Manhattan est aussi mon Woody préféré, la photo y est exquise, mais elle n’est pas mieux que dans ses autres films. Elle se fait plus remarquer, c’est tout (et ce n’est pas nécessairement une qualité).
unholy_ghost
25 novembre 2011
15h03
“Quel mauvais argument. Sérieusement. C’est une chose de vouloir contredire quelqu’un juste pour le fun de le contredire mais faut quand même arriver avec des arguments solides.”

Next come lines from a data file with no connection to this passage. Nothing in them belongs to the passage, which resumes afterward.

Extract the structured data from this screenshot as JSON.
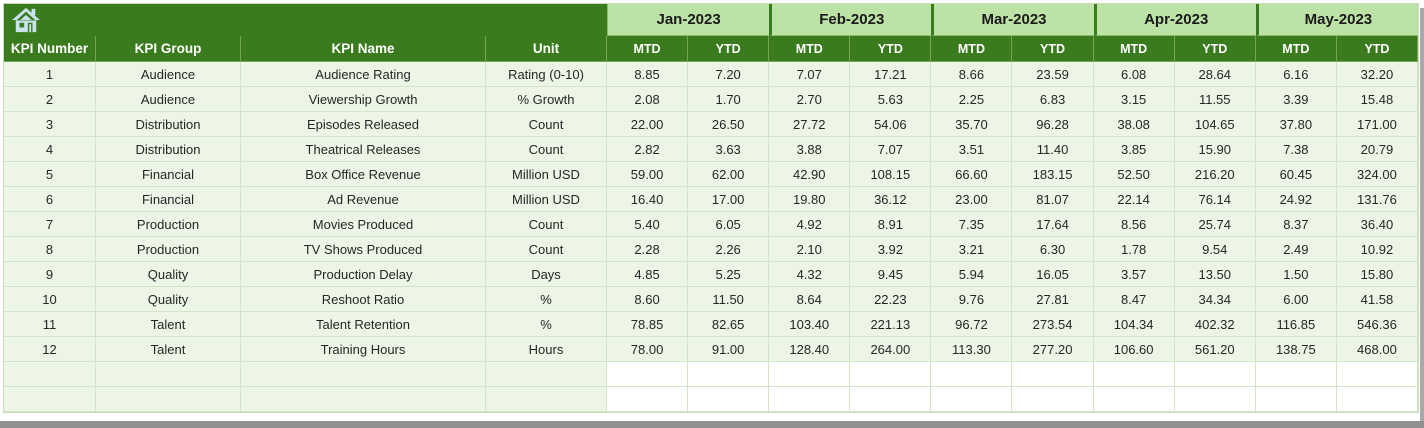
{
  "colors": {
    "header_green": "#3a7b1d",
    "month_band_green": "#bce2a6",
    "row_light_green": "#edf5e7",
    "grid_line_green": "#d3e5c6",
    "home_icon_blue": "#c9e2ee",
    "window_edge_gray": "#8f8f8f"
  },
  "table": {
    "left_headers": [
      "KPI Number",
      "KPI Group",
      "KPI Name",
      "Unit"
    ],
    "months": [
      "Jan-2023",
      "Feb-2023",
      "Mar-2023",
      "Apr-2023",
      "May-2023"
    ],
    "period_headers": [
      "MTD",
      "YTD"
    ],
    "rows": [
      {
        "kpi_number": "1",
        "kpi_group": "Audience",
        "kpi_name": "Audience Rating",
        "unit": "Rating (0-10)",
        "values": [
          "8.85",
          "7.20",
          "7.07",
          "17.21",
          "8.66",
          "23.59",
          "6.08",
          "28.64",
          "6.16",
          "32.20"
        ]
      },
      {
        "kpi_number": "2",
        "kpi_group": "Audience",
        "kpi_name": "Viewership Growth",
        "unit": "% Growth",
        "values": [
          "2.08",
          "1.70",
          "2.70",
          "5.63",
          "2.25",
          "6.83",
          "3.15",
          "11.55",
          "3.39",
          "15.48"
        ]
      },
      {
        "kpi_number": "3",
        "kpi_group": "Distribution",
        "kpi_name": "Episodes Released",
        "unit": "Count",
        "values": [
          "22.00",
          "26.50",
          "27.72",
          "54.06",
          "35.70",
          "96.28",
          "38.08",
          "104.65",
          "37.80",
          "171.00"
        ]
      },
      {
        "kpi_number": "4",
        "kpi_group": "Distribution",
        "kpi_name": "Theatrical Releases",
        "unit": "Count",
        "values": [
          "2.82",
          "3.63",
          "3.88",
          "7.07",
          "3.51",
          "11.40",
          "3.85",
          "15.90",
          "7.38",
          "20.79"
        ]
      },
      {
        "kpi_number": "5",
        "kpi_group": "Financial",
        "kpi_name": "Box Office Revenue",
        "unit": "Million USD",
        "values": [
          "59.00",
          "62.00",
          "42.90",
          "108.15",
          "66.60",
          "183.15",
          "52.50",
          "216.20",
          "60.45",
          "324.00"
        ]
      },
      {
        "kpi_number": "6",
        "kpi_group": "Financial",
        "kpi_name": "Ad Revenue",
        "unit": "Million USD",
        "values": [
          "16.40",
          "17.00",
          "19.80",
          "36.12",
          "23.00",
          "81.07",
          "22.14",
          "76.14",
          "24.92",
          "131.76"
        ]
      },
      {
        "kpi_number": "7",
        "kpi_group": "Production",
        "kpi_name": "Movies Produced",
        "unit": "Count",
        "values": [
          "5.40",
          "6.05",
          "4.92",
          "8.91",
          "7.35",
          "17.64",
          "8.56",
          "25.74",
          "8.37",
          "36.40"
        ]
      },
      {
        "kpi_number": "8",
        "kpi_group": "Production",
        "kpi_name": "TV Shows Produced",
        "unit": "Count",
        "values": [
          "2.28",
          "2.26",
          "2.10",
          "3.92",
          "3.21",
          "6.30",
          "1.78",
          "9.54",
          "2.49",
          "10.92"
        ]
      },
      {
        "kpi_number": "9",
        "kpi_group": "Quality",
        "kpi_name": "Production Delay",
        "unit": "Days",
        "values": [
          "4.85",
          "5.25",
          "4.32",
          "9.45",
          "5.94",
          "16.05",
          "3.57",
          "13.50",
          "1.50",
          "15.80"
        ]
      },
      {
        "kpi_number": "10",
        "kpi_group": "Quality",
        "kpi_name": "Reshoot Ratio",
        "unit": "%",
        "values": [
          "8.60",
          "11.50",
          "8.64",
          "22.23",
          "9.76",
          "27.81",
          "8.47",
          "34.34",
          "6.00",
          "41.58"
        ]
      },
      {
        "kpi_number": "11",
        "kpi_group": "Talent",
        "kpi_name": "Talent Retention",
        "unit": "%",
        "values": [
          "78.85",
          "82.65",
          "103.40",
          "221.13",
          "96.72",
          "273.54",
          "104.34",
          "402.32",
          "116.85",
          "546.36"
        ]
      },
      {
        "kpi_number": "12",
        "kpi_group": "Talent",
        "kpi_name": "Training Hours",
        "unit": "Hours",
        "values": [
          "78.00",
          "91.00",
          "128.40",
          "264.00",
          "113.30",
          "277.20",
          "106.60",
          "561.20",
          "138.75",
          "468.00"
        ]
      }
    ],
    "empty_rows": 2
  }
}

On se calme Renaud. J’ai toujours trouvé que Manhattan n’était pas le Pinacle de Woody. C’est un chef-d’oeuvre trop évident qui crie à chaque plan qu’il est un chef-d’oeuvre. Un peu trop charmant, cute, avec sa photo qu’on a envie de mettre en poster à chaque plan. Je préfère beaucoup d’autres Woody, plus trash et désenchanté (Hannah, Maris et femmes, Deconstructing Harry, Zelig, Annie Hall, Crime et Délits, Whatever Works). Après, vous avez raison, pour motiver cela il faudrait que je revois le film. Désolé.
unholy_ghost
25 novembre 2011
21h09
Mais c’est un immense film, pas de doute.